Another Americanisation in the school system is the use of ‘Year so-and-so’ to describe the current stage of a child’s education. I must confess that I never got to grips with the whole ‘Year 8’ business. Customers would use this terminology to us, and I’d always have to ask them to convert it to old measurements.
We went through the four years of junior school and the five/six/seven years of secondary school, and they were numbered accordingly: Standard One to Standard Four, followed by Form One to Form Five (or Form Six.) The only time any pupil of Aberdare Boys’ Comprehensive School got to Year 8 was if he’d seriously fucked up his A Levels, and was re-sitting the following June. Now, by the time kids sit their A Levels, they’re in Year Twelve!
It’s obviously another attempt by the education system to try and emulate the American model, where kids go to ‘grade school’ and start counting from there. Twelfth Grade, oddly enough, is the age at which American kids leave high school. Mere coincidence?
I don’t think so, personally.
This Americanisation of our schools, from the renumbering of classes to the replacement of End of Term Discos by Proms, is just one aspect of life where the traditional British system is being slowly replaced by its American equivalent. Take our justice system. Now, I’m not a scholar of Constitutional Law, so forgive me if I’m vague (or totally wrong) on the exact details in this next paragraph …

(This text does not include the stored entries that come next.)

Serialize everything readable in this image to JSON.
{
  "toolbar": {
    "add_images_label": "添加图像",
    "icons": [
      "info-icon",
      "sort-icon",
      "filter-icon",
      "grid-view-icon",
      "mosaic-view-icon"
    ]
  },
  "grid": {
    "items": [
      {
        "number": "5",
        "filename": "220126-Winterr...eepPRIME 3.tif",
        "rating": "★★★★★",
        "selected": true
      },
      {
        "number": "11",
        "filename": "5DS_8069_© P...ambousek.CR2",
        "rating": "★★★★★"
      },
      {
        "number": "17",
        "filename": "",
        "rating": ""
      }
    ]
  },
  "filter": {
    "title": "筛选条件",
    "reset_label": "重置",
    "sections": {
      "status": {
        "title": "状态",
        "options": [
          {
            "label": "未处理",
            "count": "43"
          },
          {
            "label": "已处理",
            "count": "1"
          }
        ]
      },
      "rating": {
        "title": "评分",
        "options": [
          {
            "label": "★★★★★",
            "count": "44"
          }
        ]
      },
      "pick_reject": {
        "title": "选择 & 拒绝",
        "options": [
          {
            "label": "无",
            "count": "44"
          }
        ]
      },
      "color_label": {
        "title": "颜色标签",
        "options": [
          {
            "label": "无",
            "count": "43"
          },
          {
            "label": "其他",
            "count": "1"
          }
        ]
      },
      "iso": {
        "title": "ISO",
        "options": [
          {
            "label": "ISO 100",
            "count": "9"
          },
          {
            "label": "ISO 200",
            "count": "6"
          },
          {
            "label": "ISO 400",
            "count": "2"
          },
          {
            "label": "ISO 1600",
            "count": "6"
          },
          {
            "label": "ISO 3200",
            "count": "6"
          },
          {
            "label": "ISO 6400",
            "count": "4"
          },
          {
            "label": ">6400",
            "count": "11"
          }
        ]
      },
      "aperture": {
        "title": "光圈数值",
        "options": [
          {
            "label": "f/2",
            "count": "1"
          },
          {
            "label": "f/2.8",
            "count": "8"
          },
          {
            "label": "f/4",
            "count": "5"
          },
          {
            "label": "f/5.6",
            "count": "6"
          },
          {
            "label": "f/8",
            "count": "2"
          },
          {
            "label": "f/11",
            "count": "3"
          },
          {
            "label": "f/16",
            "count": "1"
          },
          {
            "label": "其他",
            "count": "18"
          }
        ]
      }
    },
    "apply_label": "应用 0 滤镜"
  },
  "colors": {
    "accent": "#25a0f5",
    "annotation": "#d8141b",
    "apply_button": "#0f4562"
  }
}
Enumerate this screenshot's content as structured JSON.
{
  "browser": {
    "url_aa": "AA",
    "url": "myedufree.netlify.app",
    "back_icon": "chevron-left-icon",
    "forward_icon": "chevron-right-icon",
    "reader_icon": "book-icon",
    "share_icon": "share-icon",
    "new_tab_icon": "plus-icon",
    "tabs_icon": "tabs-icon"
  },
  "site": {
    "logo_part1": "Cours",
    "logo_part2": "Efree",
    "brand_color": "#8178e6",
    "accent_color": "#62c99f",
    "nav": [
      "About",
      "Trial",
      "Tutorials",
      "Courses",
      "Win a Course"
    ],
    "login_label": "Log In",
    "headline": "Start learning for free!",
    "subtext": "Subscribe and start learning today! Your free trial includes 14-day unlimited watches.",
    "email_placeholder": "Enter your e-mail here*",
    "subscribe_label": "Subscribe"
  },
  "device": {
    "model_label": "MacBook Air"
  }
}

As I understand it, the UK used to have a Department of Constitutional Affairs and a Home Office. Between them they were responsible for the courts, the police, and the whole criminal justice system. In May 2007, a Ministry of Justice was established. Two years later, the duties previously carried out by the ‘Law Lords’ were handed over to a new Supreme Court.

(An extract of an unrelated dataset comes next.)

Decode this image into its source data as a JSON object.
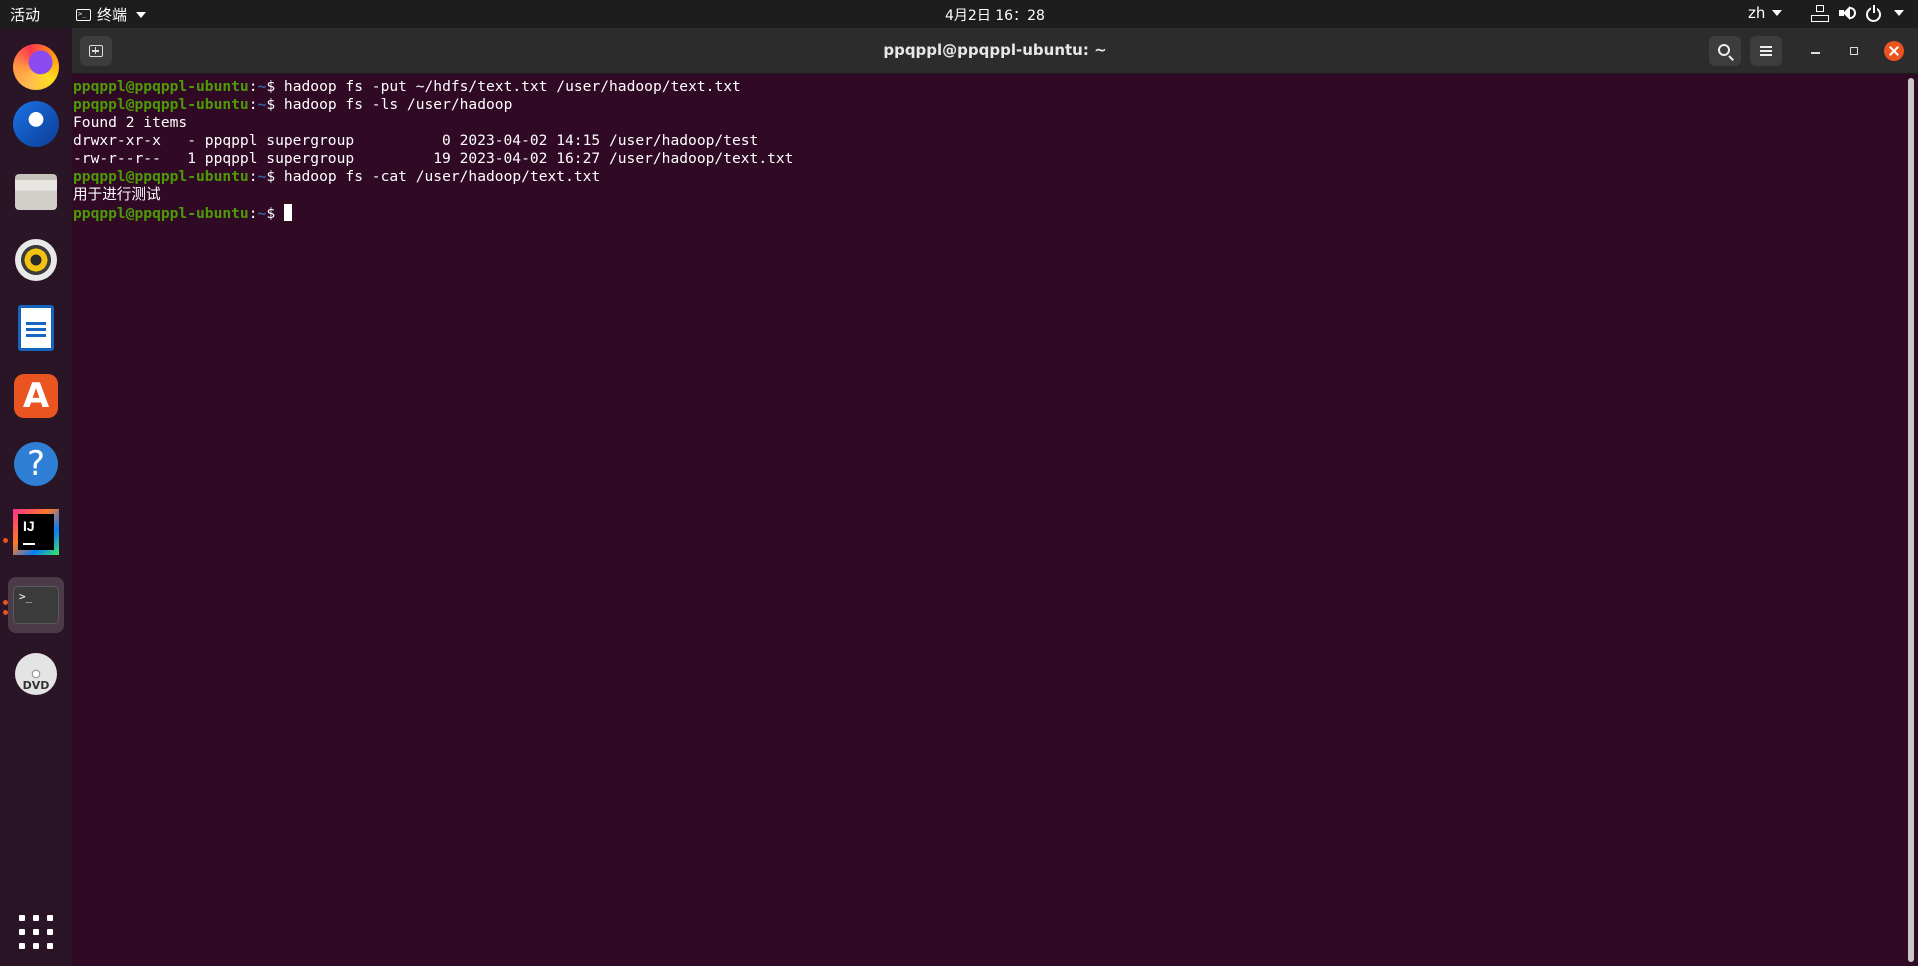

I’m not especially bothered by the technical details; what concerns me is the names given to these new setups. They’re almost identical to their equivalents across the pond – the US has a Department of Justice, rather than a Ministry.
What difference does a word make, I hear you ask? After all, the UK used to have the Ministry of Transport; now we’ve got the Department for Transport. We used to have the Ministry of Health; now we’ve got the Department of Health. We’ve got a Ministry of Justice, they’ve got a Department of Justice. You say potato …
This could just be another coincidence, of course. I expect most people think it’s no more than that. But anyone who’s been through a business ‘merger’ (in other words, a corporate takeover) will know that it’s much easier to amalgamate the functions of two different organizations if they already have more or less parallel structures.
I know this probably sounds like a crazy conspiracy theory to some of you. For now, I’ll just say that Airstrip One was the name used for the British Isles by the government of Oceania in George Orwell’s classic novel about the threat of totalitarianism, Nineteen Eighty-Four.